Active PA speakers have a built-in amplifier from the factory. So if you buy an active model, you'll get an amplifier that perfectly matches the speaker. If you perform at many different gigs and often transport your equipment, mobile equipment is a great advantage. Here, active PA speakers are a solid and good solution, as they generally take up less space and weight, require fewer cables and are therefore easier to transport and quicker to set up.

However, most PA speakers are passive, meaning they don't have a built-in amplifier. You will therefore need to connect a separate amplifier if you choose a passive PA speaker. One advantage can be that you don't have to change all the speakers if you experience problems with your amplifier, which would be the case with the active model. With a passive PA speaker, you also have more room to experiment with combinations of different equipment.

Active PA speakers are generally more expensive than passive models, as the amplifier is included.

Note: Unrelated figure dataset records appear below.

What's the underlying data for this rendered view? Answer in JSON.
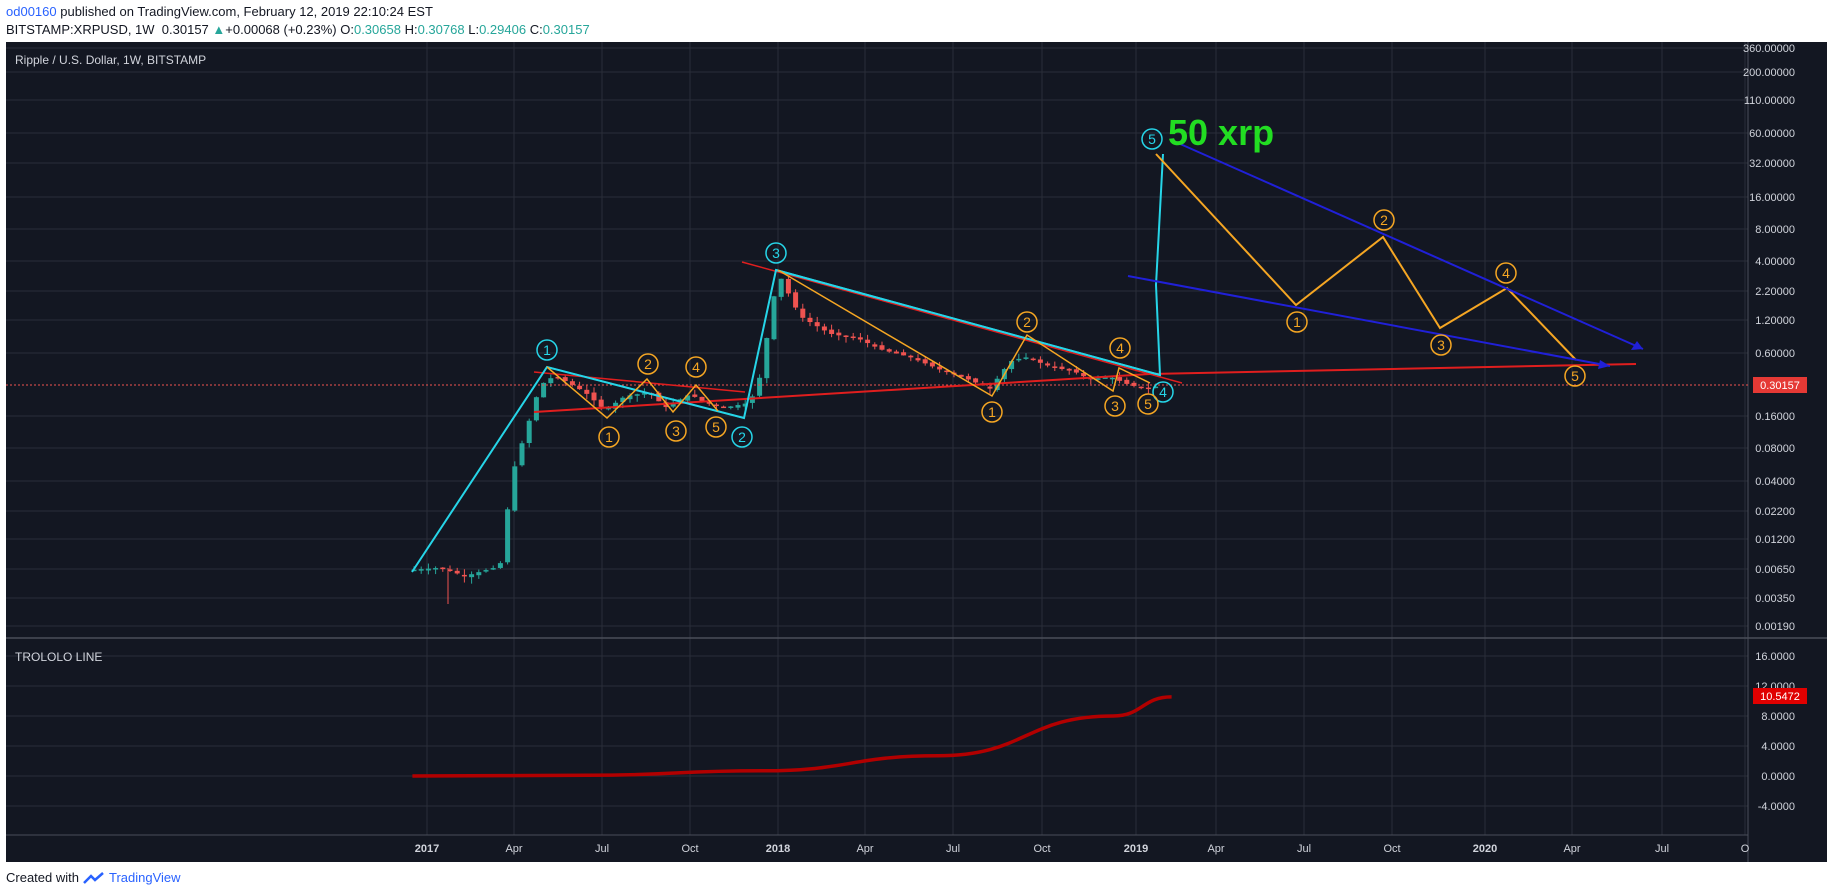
{
  "header": {
    "author": "od00160",
    "published": " published on TradingView.com, February 12, 2019 22:10:24 EST",
    "symbol": "BITSTAMP:XRPUSD, 1W",
    "last": "0.30157",
    "change_arrow": "▲",
    "change": "+0.00068 (+0.23%)",
    "o_label": "O:",
    "o": "0.30658",
    "h_label": "H:",
    "h": "0.30768",
    "l_label": "L:",
    "l": "0.29406",
    "c_label": "C:",
    "c": "0.30157"
  },
  "footer": {
    "created_with": "Created with",
    "brand": "TradingView"
  },
  "colors": {
    "background": "#131722",
    "grid": "#2a2e39",
    "up": "#26a69a",
    "down": "#ef5350",
    "cyan_wave": "#26d5e8",
    "orange_wave": "#f5a623",
    "trend_red": "#e01e1e",
    "blue_channel": "#2020d8",
    "annotation_green": "#22dd22",
    "indicator": "#b20000"
  },
  "chart_data": [
    {
      "type": "candlestick",
      "title": "Ripple / U.S. Dollar, 1W, BITSTAMP",
      "scale": "log",
      "y_ticks": [
        "360.00000",
        "200.00000",
        "110.00000",
        "60.00000",
        "32.00000",
        "16.00000",
        "8.00000",
        "4.00000",
        "2.20000",
        "1.20000",
        "0.60000",
        "0.30157",
        "0.16000",
        "0.08000",
        "0.04000",
        "0.02200",
        "0.01200",
        "0.00650",
        "0.00350",
        "0.00190"
      ],
      "last_price_label": "0.30157",
      "x_ticks": [
        "2017",
        "Apr",
        "Jul",
        "Oct",
        "2018",
        "Apr",
        "Jul",
        "Oct",
        "2019",
        "Apr",
        "Jul",
        "Oct",
        "2020",
        "Apr",
        "Jul",
        "O"
      ],
      "annotation": "50 xrp",
      "wave_labels_cyan": [
        "1",
        "2",
        "3",
        "4",
        "5"
      ],
      "wave_labels_orange_small": [
        "1",
        "2",
        "3",
        "4",
        "5"
      ],
      "wave_labels_orange_2018": [
        "1",
        "2",
        "3",
        "4",
        "5"
      ],
      "wave_labels_orange_forecast": [
        "1",
        "2",
        "3",
        "4",
        "5"
      ],
      "price_path_approx": [
        {
          "x": "2016-12",
          "y": 0.0065
        },
        {
          "x": "2017-03",
          "y": 0.0065
        },
        {
          "x": "2017-04",
          "y": 0.04
        },
        {
          "x": "2017-05",
          "y": 0.36
        },
        {
          "x": "2017-07",
          "y": 0.16
        },
        {
          "x": "2017-08",
          "y": 0.26
        },
        {
          "x": "2017-09",
          "y": 0.17
        },
        {
          "x": "2017-10",
          "y": 0.25
        },
        {
          "x": "2017-11",
          "y": 0.2
        },
        {
          "x": "2018-01",
          "y": 3.3
        },
        {
          "x": "2018-04",
          "y": 0.9
        },
        {
          "x": "2018-08",
          "y": 0.27
        },
        {
          "x": "2018-09",
          "y": 0.6
        },
        {
          "x": "2018-12",
          "y": 0.3
        },
        {
          "x": "2019-02",
          "y": 0.30157
        }
      ]
    },
    {
      "type": "line",
      "title": "TROLOLO LINE",
      "y_ticks": [
        "16.0000",
        "12.0000",
        "8.0000",
        "4.0000",
        "0.0000",
        "-4.0000"
      ],
      "last_value_label": "10.5472",
      "x": [
        "2016-12",
        "2017-06",
        "2017-12",
        "2018-06",
        "2018-12",
        "2019-02"
      ],
      "y": [
        0.0,
        0.1,
        0.7,
        2.7,
        8.0,
        10.5472
      ]
    }
  ]
}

Which active speaker should I choose?

Above we described the differences between active and passive PA speakers, and as you can see, there are pluses and minuses to both types. You can't generally say that one type of PA speaker is preferable to the other. The choice depends entirely on what needs the speaker is intended to meet, how big it needs to be and what price range you want to stay within.

At you will find a large selection of both active and passive PA speakers. We also offer complete speaker sets for e.g. exhibition stands, bars, restaurants, offices and private homes that need to play well with a first-class sound experience.

If you need help with the purchase of your new PA speakers, please contact our customer service and we will help you find the solution that suits you best.

Buy your new PA speakers with price match at!

Benefits of active speakers

The biggest advantage of active speakers is mobility. Compared to having to transport and connect both speakers and amplifier every time, it's incredibly easy to simply set up two active PA speakers, connect the power and signal, and then start the music/speech - plug and play.

Next, the amplifier of active speakers is optimized for the devices the speaker is equipped with, and typically has both an electronic crossover and equalizer built in to get the sound just right. Another advantage is that you don't have to adjust the sound, as it is done at the factory.

Active speakers are also often called powered speakers or powered speakers.

See also our active PA systems and headphones

>Understandability over quality

Characteristic of the electronics behind active speakers is that they often have a frequency range of around 300 Hz to 3000 Hz, because the sound should first and foremost be characterized by intelligibility rather than quality. A PA speaker can either be active, where the amplifier is built into the unit, or passive, where the amplifier is placed externally.

Amplifier is built into active speakers

Active PA speakers, also known as active speakers, have built-in amplifiers. Passive speakers do not have amplifiers and must be connected to an external amplifier, such as a digital amplifier

Active speakers require their own power source. Trying to find a power source for all equipment can cause a lot of hassle when you're out on gigs, so make sure you have a long extension cord with you. PA active speakers typically only have a one-meter power cord. Active speakers connect directly to the output signal of your mixer or sound source.

Considerations when buying an active speaker system

Something to consider when deciding on speaker types would be cost and ease of transportation. Passive speakers are typically cheaper than active speakers. They are also easier to lug around because they usually don't weigh as much as active speakers, but with the digital amplifier modules found in most active subwoofers and top boxes today, this is not a problem. In particular, you should know that setup and unpacking only takes a fraction of the time it takes to set up a passive system.